I don't know how to describe what I'm feeling, except to say I have a strong compulsion to write something.
First, I'm tremendously encouraged that this is this woman's first book. If it is possible for her to write something like this on her first try, then anything is possible for me. But, as a life-long writer of much that will never see the light of day, I know, this may well not be the first book she's written. It may well be the first that got published. There's years of difference made up of late nights and frustration and doubt in those two possiblilities.
I grew up in the South in the sixties. But I don't share the experiences of the characters in this book. White, Christian, middle class - all the same. But in my part of metro Atlanta there weren't any black people. I remember going from saying "Negro" to "Black." My parents never said the N-word so I didn't either. Didn't think much of people who did. We didn't have any "help" but I knew a family or two who did. There was no public transportation in our county, but it never occured to me to wonder how these maids got to and from work.
I remember the first black boy who came to our high school. And I only call him a boy because we were all boys and girls then. I think I was a sophmore and he was a junior. Everybody liked him because he had a great personality and was funny - a much admired trait in anybody in high school. It was common knowledge that some organization moved his family into our district so our school could say it was integrated. He wasn't the first of many. I think he was the first and only for many years to come. Once he graduated, that was the end of it as far as I knew.
I went to the University of Georgia after high school and had my first personal experiences with Blacks. The girl across the hall was black. Her roommte was moving out as I was moving in. I heard her telling a friend, whenever she got a white roommate, she just waited for her to move out, then she'd have one of her own friends move in. Apparently her white roommate had really tried to live with her (although classes hadn't even started yet.) She'd gone to the library and researched to find out why her black roommate smelled the way she did. Had something to do with body chemistry in Negroes.
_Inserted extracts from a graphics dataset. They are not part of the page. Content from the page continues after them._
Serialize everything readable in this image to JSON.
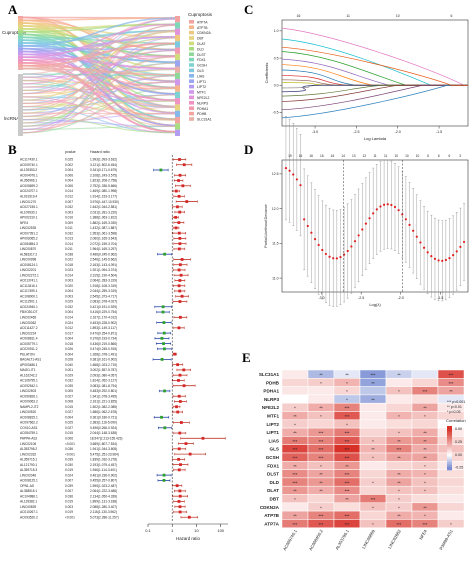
{
  "panels": {
    "a": "A",
    "b": "B",
    "c": "C",
    "d": "D",
    "e": "E"
  },
  "panel_a": {
    "left_labels": [
      "Cuproptosis",
      "lncRNA"
    ],
    "legend_title": "Cuproptosis",
    "genes": [
      "ATP7A",
      "ATP7B",
      "CDKN2A",
      "DBT",
      "DLAT",
      "DLD",
      "DLST",
      "FDX1",
      "GCSH",
      "GLS",
      "LIAS",
      "LIPT1",
      "LIPT2",
      "MTF1",
      "NFE2L2",
      "NLRP3",
      "PDHA1",
      "PDHB",
      "SLC31A1"
    ],
    "colors": [
      "#f4a3a3",
      "#f6b58b",
      "#eec780",
      "#e6d27f",
      "#cfdc7c",
      "#a9db80",
      "#8fd89a",
      "#7fd6b8",
      "#7fd2d2",
      "#7fc8e0",
      "#86b8ec",
      "#9aa6f0",
      "#b49cf0",
      "#cf98ea",
      "#e294da",
      "#ee94c4",
      "#f29bb0",
      "#f2a4a0",
      "#e8b0a8"
    ]
  },
  "chart_data": [
    {
      "type": "forest",
      "panel": "B",
      "columns": [
        "",
        "pvalue",
        "Hazard ratio"
      ],
      "xlabel": "Hazard ratio",
      "xscale": "log",
      "xticks": [
        "0.1",
        "1",
        "10",
        "100"
      ],
      "rows": [
        {
          "label": "AC117430.1",
          "p": "0.025",
          "hr": "1.993(1.093-3.632)"
        },
        {
          "label": "AC009740.1",
          "p": "0.002",
          "hr": "3.121(1.502-6.454)"
        },
        {
          "label": "AL139353.2",
          "p": "0.004",
          "hr": "0.341(0.171-0.679)"
        },
        {
          "label": "AC004076.1",
          "p": "0.006",
          "hr": "2.108(1.243-3.575)"
        },
        {
          "label": "AL356966.1",
          "p": "0.004",
          "hr": "1.823(1.208-2.758)"
        },
        {
          "label": "AC005699.2",
          "p": "0.006",
          "hr": "2.752(1.336-5.666)"
        },
        {
          "label": "AC024707.1",
          "p": "0.014",
          "hr": "1.469(1.080-1.998)"
        },
        {
          "label": "AL031919.4",
          "p": "0.012",
          "hr": "1.914(1.153-3.177)"
        },
        {
          "label": "LINC01270",
          "p": "0.007",
          "hr": "3.976(1.447-10.930)"
        },
        {
          "label": "AC027155.1",
          "p": "0.032",
          "hr": "1.642(1.044-2.581)"
        },
        {
          "label": "AL109930.1",
          "p": "0.003",
          "hr": "2.031(1.281-3.220)"
        },
        {
          "label": "AP002310.1",
          "p": "0.016",
          "hr": "1.388(1.063-1.812)"
        },
        {
          "label": "NFE4",
          "p": "0.009",
          "hr": "1.882(1.169-3.030)"
        },
        {
          "label": "LINC02535",
          "p": "0.011",
          "hr": "1.432(1.087-1.887)"
        },
        {
          "label": "AC007391.2",
          "p": "0.032",
          "hr": "1.953(1.061-3.598)"
        },
        {
          "label": "AP003065.2",
          "p": "0.013",
          "hr": "2.060(1.165-3.643)"
        },
        {
          "label": "AC084854.3",
          "p": "0.014",
          "hr": "2.072(1.159-3.704)"
        },
        {
          "label": "LINC00870",
          "p": "0.011",
          "hr": "1.964(1.169-3.297)"
        },
        {
          "label": "AL583317.2",
          "p": "0.038",
          "hr": "0.486(0.245-0.962)"
        },
        {
          "label": "LINC00998",
          "p": "0.022",
          "hr": "2.546(1.145-5.662)"
        },
        {
          "label": "AC008124.1",
          "p": "0.018",
          "hr": "2.163(1.143-4.091)"
        },
        {
          "label": "LINC02201",
          "p": "0.023",
          "hr": "1.921(1.094-3.374)"
        },
        {
          "label": "LINC02272.1",
          "p": "0.014",
          "hr": "2.315(1.190-4.504)"
        },
        {
          "label": "AC013741.1",
          "p": "0.003",
          "hr": "2.064(1.283-3.319)"
        },
        {
          "label": "AC113416.1",
          "p": "0.020",
          "hr": "1.918(1.108-3.319)"
        },
        {
          "label": "AC117499.1",
          "p": "0.004",
          "hr": "2.044(1.259-3.319)"
        },
        {
          "label": "AC108000.1",
          "p": "0.003",
          "hr": "2.545(1.373-4.717)"
        },
        {
          "label": "AC112901.1",
          "p": "0.029",
          "hr": "2.083(1.078-4.027)"
        },
        {
          "label": "AC024940.1",
          "p": "0.032",
          "hr": "0.421(0.191-0.929)"
        },
        {
          "label": "FBXO30-DT",
          "p": "0.004",
          "hr": "0.416(0.229-0.754)"
        },
        {
          "label": "LINC02465",
          "p": "0.014",
          "hr": "2.167(1.170-4.012)"
        },
        {
          "label": "LINC00062",
          "p": "0.024",
          "hr": "0.453(0.228-0.902)"
        },
        {
          "label": "AC011427.2",
          "p": "0.012",
          "hr": "1.893(1.149-3.117)"
        },
        {
          "label": "LINC02224",
          "p": "0.017",
          "hr": "0.470(0.254-0.871)"
        },
        {
          "label": "AC008811.4",
          "p": "0.004",
          "hr": "0.376(0.193-0.734)"
        },
        {
          "label": "AC005779.1",
          "p": "0.018",
          "hr": "0.436(0.219-0.866)"
        },
        {
          "label": "AC020911.2",
          "p": "0.026",
          "hr": "0.474(0.245-0.915)"
        },
        {
          "label": "PELATON",
          "p": "0.004",
          "hr": "1.268(1.078-1.491)"
        },
        {
          "label": "BAGALT1-AS1",
          "p": "0.028",
          "hr": "0.381(0.161-0.902)"
        },
        {
          "label": "AP003486.1",
          "p": "0.040",
          "hr": "1.668(1.023-2.719)"
        },
        {
          "label": "MAGI1-IT1",
          "p": "0.001",
          "hr": "3.002(1.557-5.787)"
        },
        {
          "label": "AL162242.2",
          "p": "0.029",
          "hr": "2.093(1.080-4.057)"
        },
        {
          "label": "AC106795.1",
          "p": "0.032",
          "hr": "1.814(1.052-3.127)"
        },
        {
          "label": "AC092542.1",
          "p": "0.035",
          "hr": "3.083(1.081-8.794)"
        },
        {
          "label": "LINC02503",
          "p": "0.005",
          "hr": "0.483(0.292-0.801)"
        },
        {
          "label": "AC090826.1",
          "p": "0.027",
          "hr": "1.941(1.078-3.495)"
        },
        {
          "label": "AC009063.2",
          "p": "0.008",
          "hr": "2.161(1.221-3.825)"
        },
        {
          "label": "NAMPL2-IT2",
          "p": "0.015",
          "hr": "1.502(1.082-2.085)"
        },
        {
          "label": "LINC00520",
          "p": "0.027",
          "hr": "1.686(1.062-2.678)"
        },
        {
          "label": "AC008815.1",
          "p": "0.004",
          "hr": "0.361(0.180-0.721)"
        },
        {
          "label": "AC097662.2",
          "p": "0.025",
          "hr": "2.383(1.116-5.090)"
        },
        {
          "label": "COX10-AS1",
          "p": "0.027",
          "hr": "0.496(0.266-0.924)"
        },
        {
          "label": "AC084759.1",
          "p": "0.015",
          "hr": "2.044(1.148-3.638)"
        },
        {
          "label": "PAPPA-AS2",
          "p": "0.006",
          "hr": "18.547(2.213-155.423)"
        },
        {
          "label": "LINC02106",
          "p": "<0.001",
          "hr": "3.689(1.807-7.534)"
        },
        {
          "label": "AL353796.2",
          "p": "0.036",
          "hr": "1.941(1.044-3.608)"
        },
        {
          "label": "LINC02332",
          "p": "<0.001",
          "hr": "5.475(1.251-23.964)"
        },
        {
          "label": "AL359715.1",
          "p": "0.039",
          "hr": "1.839(1.032-3.278)"
        },
        {
          "label": "AL121790.1",
          "p": "0.030",
          "hr": "2.193(1.079-4.457)"
        },
        {
          "label": "AL359715.3",
          "p": "0.019",
          "hr": "1.946(1.114-3.401)"
        },
        {
          "label": "LINC02046",
          "p": "0.024",
          "hr": "0.461(0.236-0.902)"
        },
        {
          "label": "AC008125.1",
          "p": "0.007",
          "hr": "0.455(0.257-0.807)"
        },
        {
          "label": "OPN1-AS",
          "p": "0.039",
          "hr": "1.595(1.023-2.487)"
        },
        {
          "label": "AL358515.1",
          "p": "0.007",
          "hr": "2.064(1.222-3.486)"
        },
        {
          "label": "AC104986.1",
          "p": "0.036",
          "hr": "2.134(1.050-4.339)"
        },
        {
          "label": "AL139382.1",
          "p": "0.015",
          "hr": "1.899(1.131-3.188)"
        },
        {
          "label": "LINC00839",
          "p": "0.003",
          "hr": "2.088(1.280-3.407)"
        },
        {
          "label": "AC010267.1",
          "p": "0.019",
          "hr": "2.116(1.130-3.962)"
        },
        {
          "label": "AC093520.2",
          "p": "<0.001",
          "hr": "5.073(2.286-11.257)"
        }
      ]
    },
    {
      "type": "line",
      "panel": "C",
      "xlabel": "Log Lambda",
      "ylabel": "Coefficients",
      "xticks": [
        "-3.0",
        "-2.5",
        "-2.0",
        "-1.5"
      ],
      "yticks": [
        "1.0",
        "0.5",
        "0.0",
        "-0.5"
      ],
      "top_ticks": [
        "16",
        "11",
        "10",
        "6"
      ]
    },
    {
      "type": "scatter",
      "panel": "D",
      "xlabel": "Log(λ)",
      "ylabel": "Partial Likelihood Deviance",
      "xticks": [
        "-3.0",
        "-2.5",
        "-2.0",
        "-1.5"
      ],
      "yticks": [
        "12.5",
        "12.0",
        "11.5",
        "11.0"
      ],
      "top_ticks": [
        "19",
        "16",
        "16",
        "16",
        "16",
        "14",
        "13",
        "12",
        "11",
        "11",
        "10",
        "10",
        "10",
        "6",
        "6",
        "6",
        "3"
      ]
    },
    {
      "type": "heatmap",
      "panel": "E",
      "rows": [
        "SLC31A1",
        "PDHB",
        "PDHA1",
        "NLRP3",
        "NFE2L2",
        "MTF1",
        "LIPT2",
        "LIPT1",
        "LIAS",
        "GLS",
        "GCSH",
        "FDX1",
        "DLST",
        "DLD",
        "DLAT",
        "DBT",
        "CDKN2A",
        "ATP7B",
        "ATP7A"
      ],
      "cols": [
        "AC009740.1",
        "AC008450.2",
        "AL353796.1",
        "LINC00869",
        "LINC02682",
        "NFE4",
        "P3M99-AS1"
      ],
      "legend_title": "Correlation",
      "legend_ticks": [
        "0.50",
        "0.25",
        "0.00",
        "-0.25"
      ],
      "sig_legend": [
        "*** p<0.001",
        "** p<0.01",
        "* p<0.05"
      ]
    }
  ],
  "heat_values": [
    [
      0.05,
      -0.15,
      -0.05,
      -0.22,
      -0.1,
      -0.05,
      0.42
    ],
    [
      0.1,
      0.12,
      0.18,
      -0.2,
      0.05,
      0.1,
      0.28
    ],
    [
      0.06,
      0.05,
      0.1,
      -0.12,
      0.15,
      0.3,
      0.22
    ],
    [
      0.0,
      0.05,
      -0.12,
      -0.18,
      0.05,
      0.08,
      -0.05
    ],
    [
      0.12,
      0.2,
      0.3,
      0.05,
      0.1,
      0.22,
      0.06
    ],
    [
      0.2,
      0.15,
      0.4,
      0.05,
      0.18,
      0.15,
      0.1
    ],
    [
      0.12,
      0.1,
      0.15,
      0.05,
      0.08,
      0.1,
      0.0
    ],
    [
      0.2,
      0.25,
      0.32,
      0.1,
      0.15,
      0.2,
      0.05
    ],
    [
      0.32,
      0.3,
      0.4,
      0.15,
      0.25,
      0.25,
      0.1
    ],
    [
      0.45,
      0.35,
      0.5,
      0.18,
      0.3,
      0.2,
      0.15
    ],
    [
      0.38,
      0.3,
      0.42,
      0.15,
      0.22,
      0.22,
      0.1
    ],
    [
      0.2,
      0.15,
      0.25,
      0.05,
      0.1,
      0.12,
      0.05
    ],
    [
      0.28,
      0.22,
      0.3,
      0.1,
      0.2,
      0.18,
      0.08
    ],
    [
      0.3,
      0.25,
      0.35,
      0.12,
      0.22,
      0.15,
      0.1
    ],
    [
      0.25,
      0.2,
      0.28,
      0.1,
      0.15,
      0.15,
      0.08
    ],
    [
      0.15,
      0.1,
      0.22,
      0.32,
      0.12,
      0.08,
      0.05
    ],
    [
      0.05,
      0.12,
      0.08,
      0.15,
      0.12,
      0.25,
      0.1
    ],
    [
      0.22,
      0.3,
      0.35,
      0.1,
      0.2,
      0.18,
      0.05
    ],
    [
      0.32,
      0.4,
      0.45,
      0.15,
      0.35,
      0.3,
      0.12
    ]
  ],
  "heat_sig": [
    [
      "",
      "**",
      "**",
      "***",
      "**",
      "",
      "***"
    ],
    [
      "",
      "*",
      "*",
      "**",
      "",
      "",
      "***"
    ],
    [
      "",
      "",
      "*",
      "",
      "*",
      "***",
      "**"
    ],
    [
      "",
      "",
      "*",
      "**",
      "",
      "",
      ""
    ],
    [
      "*",
      "**",
      "***",
      "",
      "",
      "**",
      ""
    ],
    [
      "**",
      "*",
      "***",
      "",
      "*",
      "*",
      ""
    ],
    [
      "*",
      "",
      "*",
      "",
      "",
      "",
      ""
    ],
    [
      "**",
      "***",
      "***",
      "",
      "*",
      "**",
      ""
    ],
    [
      "***",
      "***",
      "***",
      "*",
      "**",
      "**",
      ""
    ],
    [
      "***",
      "***",
      "***",
      "**",
      "***",
      "**",
      "*"
    ],
    [
      "***",
      "***",
      "***",
      "*",
      "**",
      "**",
      ""
    ],
    [
      "**",
      "*",
      "**",
      "",
      "",
      "*",
      ""
    ],
    [
      "***",
      "**",
      "***",
      "",
      "**",
      "*",
      ""
    ],
    [
      "***",
      "**",
      "***",
      "*",
      "**",
      "*",
      ""
    ],
    [
      "**",
      "**",
      "***",
      "",
      "*",
      "*",
      ""
    ],
    [
      "*",
      "",
      "**",
      "***",
      "*",
      "",
      ""
    ],
    [
      "",
      "*",
      "",
      "*",
      "*",
      "**",
      ""
    ],
    [
      "**",
      "***",
      "***",
      "",
      "**",
      "*",
      ""
    ],
    [
      "***",
      "***",
      "***",
      "*",
      "***",
      "***",
      "*"
    ]
  ]
}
My roommate smelled like marijuana. I didn't have to go to the library to find out why.
My first real exposure to prejudice was after I married into the Army and we lived in Liberty County, Georgia. Liberty County had been the poorest of all the poor counties in Georgia up until the time the Army started rebuilding Fort Stewart after Vietnam ended. My new husband and I lived in a trailer park, mainly because the Army was way behind the power curve in providing housing needed because of their build up. Seventy-five percent of the population of the county lived in trailers in 1976. I picked up our mail at the post office in town. One day I was waiting behind a very nicely dressed, elderly black lady, and I couldn't believe how the middle aged post mistress talked to her. I can't even remember what she said. It was just rude. I don't care if you are purple with green stripes. It was just rude. And that black lady was old enough to be that post mistress's grandmother. Hadn't she been taught to respect her elders? That's a whole other issue beyond what color anybody is. The black lady didn't seem to notice. She just took her mail or package or whatever it was and went on her way. That was 35 years ago. I remember it like it was yesterday.
If you're not from the South, you're going to read this book like it's fiction. I'm from the South and I can't swear on a stack of Bibles that it all really happened. But I expect it did. I've taught my own children that times have changed, and they certainly have. You'd know that if you'd grown up in the sixties. I just can't swear on a stack of Bibles that they've changed enough.